Kişinin ancak aylar veya yıllar süren bir tasarruf sonrası edinebileceği bir malı ona hemen şimdi sunmak ve eline vermek bir ticarettir; dolayısıyla bunda da bir sakınca yoktur. Burada malın zaman değeri artırılmıştır. Başka bir ifadeyle, bir malı bir yerde ucuz alıp, başka bir yerde kâr ilavesiyle satmakla, yine bir malı peşin düşük fiyata alıp, ona yıllar sonra ancak sahip olabilecek müşterisine hemen şimdi bir kâr ilâvesiyle vadeli satmak arasında bir fark yoktur. İkisi de ticarettir. İkisinde de malın değerinde bir artış meydana gelmiş ve bu değer artışı, satış kârı olarak satıcıya sunulmuştur.
Kur’ân vadeli alış-verişe, “Ey iman edenler! Birbirinize belli bir vade ile borçlandığınız zaman onu yazın.” (Bakara, 2/282) mealindeki âyetle izin vermiş, Hz. Peygamber (sallallahu aleyhi ve sellem) de veresiye mal alarak zırhını rehin vermiştir.

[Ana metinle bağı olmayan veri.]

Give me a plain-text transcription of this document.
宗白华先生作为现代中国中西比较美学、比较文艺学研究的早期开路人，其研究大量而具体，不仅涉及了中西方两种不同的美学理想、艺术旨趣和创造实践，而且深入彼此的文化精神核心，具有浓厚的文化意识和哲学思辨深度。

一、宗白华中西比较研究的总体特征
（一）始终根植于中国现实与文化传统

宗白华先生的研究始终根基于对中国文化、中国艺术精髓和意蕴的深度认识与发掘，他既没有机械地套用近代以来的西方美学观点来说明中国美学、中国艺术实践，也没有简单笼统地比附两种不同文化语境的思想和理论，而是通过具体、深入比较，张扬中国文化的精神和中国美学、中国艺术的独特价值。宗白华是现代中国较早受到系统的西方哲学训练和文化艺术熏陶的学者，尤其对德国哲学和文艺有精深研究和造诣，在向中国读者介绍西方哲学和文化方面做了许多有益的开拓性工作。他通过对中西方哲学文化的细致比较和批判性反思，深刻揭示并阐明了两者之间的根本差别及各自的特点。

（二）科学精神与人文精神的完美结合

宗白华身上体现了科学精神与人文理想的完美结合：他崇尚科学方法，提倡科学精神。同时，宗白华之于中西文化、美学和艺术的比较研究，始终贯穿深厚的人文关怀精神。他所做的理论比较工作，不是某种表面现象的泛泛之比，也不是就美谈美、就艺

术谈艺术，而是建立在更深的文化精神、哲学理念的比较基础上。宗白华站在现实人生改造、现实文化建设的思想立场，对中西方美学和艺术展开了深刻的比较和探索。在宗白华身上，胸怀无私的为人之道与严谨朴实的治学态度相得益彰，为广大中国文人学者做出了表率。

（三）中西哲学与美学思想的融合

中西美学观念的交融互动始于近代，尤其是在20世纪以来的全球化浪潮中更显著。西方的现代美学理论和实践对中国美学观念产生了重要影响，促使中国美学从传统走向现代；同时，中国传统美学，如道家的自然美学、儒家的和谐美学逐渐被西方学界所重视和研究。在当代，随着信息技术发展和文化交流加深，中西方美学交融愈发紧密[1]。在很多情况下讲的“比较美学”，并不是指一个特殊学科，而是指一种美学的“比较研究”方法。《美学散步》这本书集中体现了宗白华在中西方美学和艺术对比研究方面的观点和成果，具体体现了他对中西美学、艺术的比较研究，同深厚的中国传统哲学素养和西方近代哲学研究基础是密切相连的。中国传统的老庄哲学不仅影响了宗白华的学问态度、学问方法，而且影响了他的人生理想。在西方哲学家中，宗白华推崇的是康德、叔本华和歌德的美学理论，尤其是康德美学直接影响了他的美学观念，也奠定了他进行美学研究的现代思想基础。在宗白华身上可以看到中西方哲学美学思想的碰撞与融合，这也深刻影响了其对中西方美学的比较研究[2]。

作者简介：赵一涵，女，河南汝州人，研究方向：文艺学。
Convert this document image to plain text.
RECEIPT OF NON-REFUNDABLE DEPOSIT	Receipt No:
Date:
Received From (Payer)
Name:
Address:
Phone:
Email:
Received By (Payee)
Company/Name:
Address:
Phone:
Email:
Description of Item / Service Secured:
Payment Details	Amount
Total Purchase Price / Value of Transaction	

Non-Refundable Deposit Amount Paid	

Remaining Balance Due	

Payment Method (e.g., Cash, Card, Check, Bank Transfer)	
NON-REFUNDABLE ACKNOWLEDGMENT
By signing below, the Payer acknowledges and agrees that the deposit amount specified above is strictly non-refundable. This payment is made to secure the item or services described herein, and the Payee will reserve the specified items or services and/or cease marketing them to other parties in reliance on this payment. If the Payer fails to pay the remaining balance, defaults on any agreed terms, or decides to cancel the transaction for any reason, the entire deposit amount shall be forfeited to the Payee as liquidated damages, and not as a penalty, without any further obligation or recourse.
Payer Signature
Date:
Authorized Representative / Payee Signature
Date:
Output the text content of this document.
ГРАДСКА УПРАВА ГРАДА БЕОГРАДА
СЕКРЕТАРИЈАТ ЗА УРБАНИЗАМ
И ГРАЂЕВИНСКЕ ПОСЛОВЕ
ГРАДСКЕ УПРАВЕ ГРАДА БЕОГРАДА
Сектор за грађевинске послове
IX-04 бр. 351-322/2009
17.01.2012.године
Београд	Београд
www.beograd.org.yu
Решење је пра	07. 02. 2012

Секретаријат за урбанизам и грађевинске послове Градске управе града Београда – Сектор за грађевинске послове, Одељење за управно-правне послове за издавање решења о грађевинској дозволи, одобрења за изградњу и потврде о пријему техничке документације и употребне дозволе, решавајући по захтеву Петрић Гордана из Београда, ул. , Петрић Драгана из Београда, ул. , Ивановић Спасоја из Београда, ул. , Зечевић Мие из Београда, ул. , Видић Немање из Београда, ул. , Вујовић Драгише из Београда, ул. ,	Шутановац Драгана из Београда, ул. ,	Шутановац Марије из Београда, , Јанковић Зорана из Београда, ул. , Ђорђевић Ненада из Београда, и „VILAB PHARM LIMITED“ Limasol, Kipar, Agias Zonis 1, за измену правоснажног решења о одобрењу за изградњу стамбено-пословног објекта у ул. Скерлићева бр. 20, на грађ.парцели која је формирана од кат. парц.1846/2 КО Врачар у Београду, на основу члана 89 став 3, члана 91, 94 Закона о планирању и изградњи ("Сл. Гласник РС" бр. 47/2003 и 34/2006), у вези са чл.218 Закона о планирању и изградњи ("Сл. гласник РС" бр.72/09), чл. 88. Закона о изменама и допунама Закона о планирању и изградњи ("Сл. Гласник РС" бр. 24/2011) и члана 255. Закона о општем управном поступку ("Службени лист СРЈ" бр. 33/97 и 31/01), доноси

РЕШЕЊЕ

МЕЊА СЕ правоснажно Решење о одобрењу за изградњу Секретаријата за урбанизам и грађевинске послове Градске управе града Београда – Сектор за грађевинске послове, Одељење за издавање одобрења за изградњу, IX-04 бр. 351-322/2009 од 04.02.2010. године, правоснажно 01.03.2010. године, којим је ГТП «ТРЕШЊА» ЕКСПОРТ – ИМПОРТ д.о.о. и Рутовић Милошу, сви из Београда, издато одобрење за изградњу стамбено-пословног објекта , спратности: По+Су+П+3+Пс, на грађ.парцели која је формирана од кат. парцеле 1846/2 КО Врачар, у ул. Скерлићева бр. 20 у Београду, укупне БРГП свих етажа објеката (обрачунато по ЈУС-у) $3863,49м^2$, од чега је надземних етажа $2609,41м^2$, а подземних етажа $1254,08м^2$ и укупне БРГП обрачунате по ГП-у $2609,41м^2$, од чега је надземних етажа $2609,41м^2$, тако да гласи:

Vadeli satıştaki fiyat farkı, müşterinin bu maldan hemen faydalanmaya başlamasının karşılığıdır. Yani aylar veya yıllar sonrasına ertelenen faydanın hemen elde edilmesi sağlanmıştır. İşte bu değer artışı, vadeli satıştaki fiyat farkının karşılığıdır.
Vadeli mal satışını faize benzetmenin hiçbir makul ve mantıklı tarafı yoktur. Vadeli satışta değer üreten mal hareketi, faizde ise değer üretmeyen, kısır para hareketi vardır.
Diğer taraftan, vadeli satışta müşterinin ödediği fiyat farkı, onun yıllar sürebilecek tasarruf zahmetinin satıcı (veya katılım bankası örneğinde, kendisine kâr payı ödenecek katılım hesabı sahibi) tarafından daha önce çekilmiş olmasına da karşılık gelir. Yani fiyat farkı daha önceden yapılmış tasarruf zahmetine karşılık gelmekte ve bu zahmet de müşterinin eline maldaki reel bir değer artışı olarak geçmektedir.
Her ne kadar geçmişte bazıları tarafından bu ‘zahmet’, faizi haklı kılan sebeplerden biri olarak anılmışsa da burada bu zahmet, şimdi reel ve belirli bir değer artışına karşılık geldiği için faizden hemen ayrılır. Faizde bu zahmetin karşılığı sadece muhtemel ve belirsizdir. Başka bir ifadeyle, zahmet çekilerek biriktirilen bir borç paranın sabit getirisi olan faiz ya hayalî-sanaldır, yani gerçekleşmemiş bir kazancın karşılığıdır veya gerçekleşmiş kazanç olsa bile, bu faiz ile borç paranın kazancı arasında denge yoktur.
Vadeli satışta fiyat artışını makul ve haklı kılan başka sebepler de vardır. Satıcının, ödeme şekline göre malın fiyatında değişiklikler yapması tamamen ekonomik bir hâdisedir. Satılan bir malın bedelini hemen tahsil etmekle daha sonra tahsil etmek arasında satıcı açısından ciddi fark vardır.
Bir malın fiyatı peşin 100 lira ise, bu bedelin sonradan ödeneceğinin ifade edilmesi satıcının satma eğilimini düşürür. Bu, arz eğrisinin sola kayması demektir. Bunun ekonomik neticesi ise doğrudan fiyat artışıdır.